Bir koyun olmamak için, ama bir koyun almak için pazara gidin.
Koyun veya keçi mi bu?
O, ailenin yüz karası.
Tom, ailesinin yüz karasıdır.
Tom ailenin yüz karasıydı.
Ben ailenin yüz karasıyım.
Tom koyunu besledi.
Mary nereye giderse gitsin, koyunlar onu takip eder.
Her toplulukta bir yüz karası vardır.
Bir koyunu bir keçiden ayırabilir misin?
- Kır atın yanında duran ya suyundan ya huyundan alır.
- Körle yatan şaşı kalkar.
- Üzüm üzüme baka baka kararır.
- Bir kötünün bin iyiye zararı olur.
- Sepetteki bir çürük elma bütün sepeti çürütür
O, koyunu kırpıyor.
Ben pazardan sadece bir koyun satın aldım.
Koyunu öldürdükten sonra onun derisini yüzmek zorunda kalacaksın.
Ve böylece aslan koyuna aşık oldu.
Aslan et yer. Koyun et yemez.
Ben bir koyun gibi meleyemem.
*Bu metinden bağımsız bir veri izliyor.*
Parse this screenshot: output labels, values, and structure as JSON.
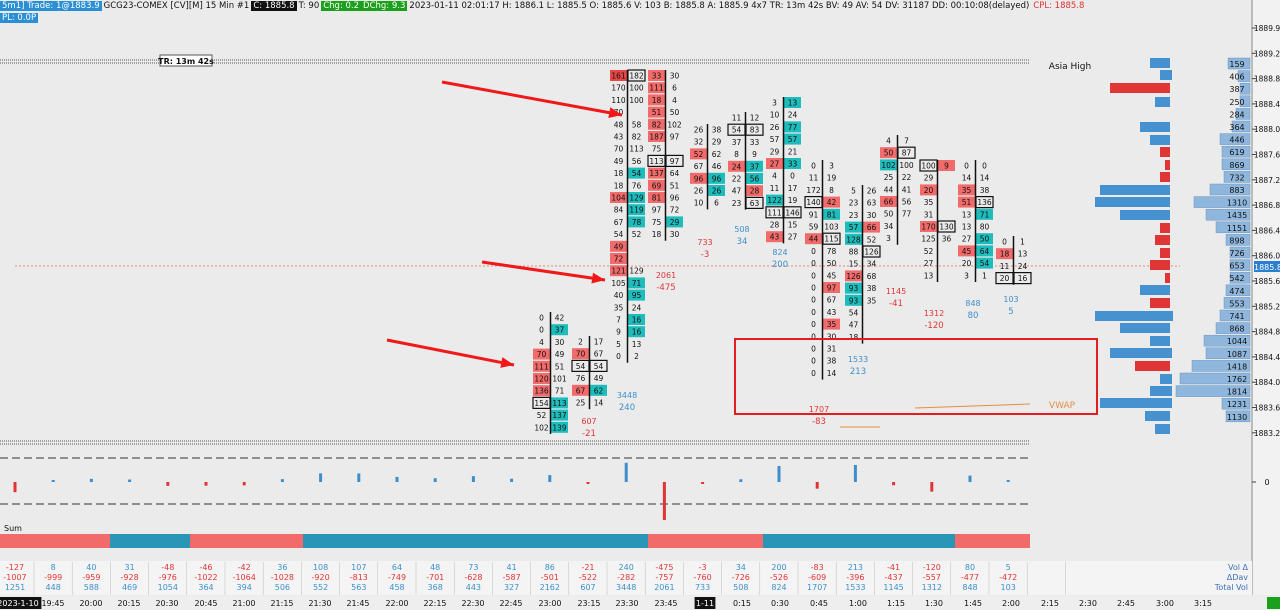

Ben bir çoban köpeğiyim.
Isınmak için koyun yakalamayı denemek istiyorsunuz demek?
Deneyimlerime dayanarak koyun yakalamanın kolay olmadığını biliyorum.
Daha sonra da dostum koyuna güzelce sarılabilirim.
Demokrasi öğle yemeği için ne yiyeceğini oylayan iki kurt ve bir kuzudur.
Demokrasi; iki kurt ve bir koyunun, akşam yemeğinde ne yenileceği hakkında oylama yapmasından daha fazlası olmalı.